Childcare is an unhappy combination of exhausting and boring. But toddlers are super weird, so I found it entertaining enough to keep me going until COVID-19 hit. I did pretty well for an old broad, sustaining only one injury when I collided with a bus … of the Fisher-Price variety. Luckily, I was working above board and paying into EI, which I can now collect. But I am actively plotting a post-pandemic career change, because my body is eventually going to limit my schlepping and hoisting of children. I’ve got my first book coming out this fall, and am pinning my hopes on some modest arts council grants, so I can eke out a living as a somewhat aged emerging writer.
During the large swaths of time I have had to let my mind wander during the past year, I have thought about how I was part of the gig economy before it even had a name. I had health benefits for much of my career, which was a lifesaver when I was a single parent, but I never had a pension, so I am facing an austere lifestyle in my dotage. I’m accustomed to impecunity, so I expect the transition will not be too jarring. Fortunately, I’ve got a grown daughter who likes me, so I will never be left out in the cold. I expect I’ll be at the forefront of co-housing innovations with family or single friends, just as I was ahead
of the precarity curve.
Many in my circle share my circumstances. A few friends are among what might be the last of the career civil servants, so they’ll retire comfortably. A handful have pensions from other public sector or union jobs. But most are artists of one kind or another. For us, 65 will be just another birthday, retirement a meaningless concept from a recent but bygone era. It’s scary, but at least we’ll be dead before old age security runs dry. A lot of us were temporarily rescued by the federal coronavirus relief benefits; it was a comfort to know for certain where our next 2,000 dollars were coming from.

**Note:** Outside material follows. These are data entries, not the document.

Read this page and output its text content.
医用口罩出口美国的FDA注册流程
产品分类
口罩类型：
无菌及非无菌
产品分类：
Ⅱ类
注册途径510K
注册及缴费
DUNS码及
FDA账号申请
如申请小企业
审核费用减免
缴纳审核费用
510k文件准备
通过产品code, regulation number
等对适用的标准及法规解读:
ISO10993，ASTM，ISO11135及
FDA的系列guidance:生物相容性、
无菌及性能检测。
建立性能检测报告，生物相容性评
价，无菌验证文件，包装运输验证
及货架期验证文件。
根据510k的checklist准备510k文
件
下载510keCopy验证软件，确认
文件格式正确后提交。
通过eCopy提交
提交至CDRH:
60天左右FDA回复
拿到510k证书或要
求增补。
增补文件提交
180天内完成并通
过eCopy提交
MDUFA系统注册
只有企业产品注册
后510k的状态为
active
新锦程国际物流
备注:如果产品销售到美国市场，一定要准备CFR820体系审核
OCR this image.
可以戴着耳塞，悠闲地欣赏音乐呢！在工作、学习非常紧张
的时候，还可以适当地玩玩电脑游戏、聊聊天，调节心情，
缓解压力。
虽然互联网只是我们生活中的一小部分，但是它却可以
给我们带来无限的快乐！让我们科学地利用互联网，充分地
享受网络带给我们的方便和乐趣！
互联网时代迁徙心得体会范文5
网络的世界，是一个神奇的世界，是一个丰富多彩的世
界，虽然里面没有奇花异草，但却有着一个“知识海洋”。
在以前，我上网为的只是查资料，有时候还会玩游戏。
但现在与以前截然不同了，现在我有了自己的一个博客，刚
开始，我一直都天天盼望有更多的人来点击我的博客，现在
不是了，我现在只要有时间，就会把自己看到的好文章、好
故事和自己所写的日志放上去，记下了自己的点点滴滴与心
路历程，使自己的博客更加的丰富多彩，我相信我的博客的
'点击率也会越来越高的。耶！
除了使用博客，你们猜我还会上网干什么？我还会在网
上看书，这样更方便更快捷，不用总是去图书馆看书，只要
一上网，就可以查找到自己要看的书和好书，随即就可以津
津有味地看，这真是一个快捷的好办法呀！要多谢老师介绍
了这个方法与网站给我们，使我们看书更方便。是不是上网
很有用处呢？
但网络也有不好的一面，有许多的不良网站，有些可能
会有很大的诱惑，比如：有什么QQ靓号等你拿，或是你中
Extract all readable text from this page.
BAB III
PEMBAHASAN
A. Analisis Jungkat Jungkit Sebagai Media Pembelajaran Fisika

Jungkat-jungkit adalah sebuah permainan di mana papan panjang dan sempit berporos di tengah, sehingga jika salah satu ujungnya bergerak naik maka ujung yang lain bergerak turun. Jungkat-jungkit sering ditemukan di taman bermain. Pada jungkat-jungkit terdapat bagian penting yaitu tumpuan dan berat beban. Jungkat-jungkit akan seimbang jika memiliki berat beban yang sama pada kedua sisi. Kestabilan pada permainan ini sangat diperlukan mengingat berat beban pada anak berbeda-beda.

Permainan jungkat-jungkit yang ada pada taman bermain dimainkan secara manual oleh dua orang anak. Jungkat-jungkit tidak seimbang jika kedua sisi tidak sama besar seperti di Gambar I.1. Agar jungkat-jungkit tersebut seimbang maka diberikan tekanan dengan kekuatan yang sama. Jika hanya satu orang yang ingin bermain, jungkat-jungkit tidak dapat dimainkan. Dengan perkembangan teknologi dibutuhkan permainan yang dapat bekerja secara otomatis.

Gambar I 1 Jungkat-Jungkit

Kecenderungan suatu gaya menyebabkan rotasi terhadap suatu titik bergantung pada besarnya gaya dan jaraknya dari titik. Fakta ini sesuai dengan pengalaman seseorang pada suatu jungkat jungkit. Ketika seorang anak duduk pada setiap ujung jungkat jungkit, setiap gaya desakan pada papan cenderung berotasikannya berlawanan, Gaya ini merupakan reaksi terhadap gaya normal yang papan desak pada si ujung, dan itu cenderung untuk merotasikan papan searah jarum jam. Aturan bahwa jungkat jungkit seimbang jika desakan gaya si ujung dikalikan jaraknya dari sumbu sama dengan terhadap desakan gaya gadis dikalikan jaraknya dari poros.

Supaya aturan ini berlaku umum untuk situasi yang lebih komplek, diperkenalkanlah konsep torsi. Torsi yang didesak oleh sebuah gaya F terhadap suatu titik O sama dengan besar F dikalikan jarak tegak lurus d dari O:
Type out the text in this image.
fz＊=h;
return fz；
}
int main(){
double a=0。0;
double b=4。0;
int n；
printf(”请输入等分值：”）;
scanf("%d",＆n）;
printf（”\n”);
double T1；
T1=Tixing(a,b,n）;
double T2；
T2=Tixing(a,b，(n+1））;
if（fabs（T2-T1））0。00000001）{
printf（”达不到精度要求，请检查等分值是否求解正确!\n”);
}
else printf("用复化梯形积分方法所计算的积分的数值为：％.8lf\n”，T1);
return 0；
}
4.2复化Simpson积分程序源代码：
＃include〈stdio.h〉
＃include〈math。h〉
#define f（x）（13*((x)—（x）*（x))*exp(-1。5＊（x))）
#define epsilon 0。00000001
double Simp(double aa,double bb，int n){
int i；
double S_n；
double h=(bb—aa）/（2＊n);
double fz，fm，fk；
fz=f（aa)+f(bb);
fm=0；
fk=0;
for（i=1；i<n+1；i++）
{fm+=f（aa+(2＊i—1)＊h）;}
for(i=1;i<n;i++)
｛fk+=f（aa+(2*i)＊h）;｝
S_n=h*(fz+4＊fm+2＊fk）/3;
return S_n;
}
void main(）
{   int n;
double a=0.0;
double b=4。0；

Gigging uncertainly toward my golden years, it’s hard to resist regret. I always maintained the illusion that I was contributing to something bigger, even if it felt like I was pushing a boulder uphill much of the time.
In retrospect, I know I had an impact on some individual people, if not the systems that held them back. I was born with a great deal of race and class privilege, and my goal was to spread it around, not to squander it. I could have had one of those jobs-for-life before they went extinct, if I had just been less political and impatient, and more risk-averse and compromising. On the other hand, I recently reconnected with a friend I hadn’t seen in over 20 years. She said, “You never sold out!” That and a toonie will get me a cup of coffee, but it means a lot, just the same.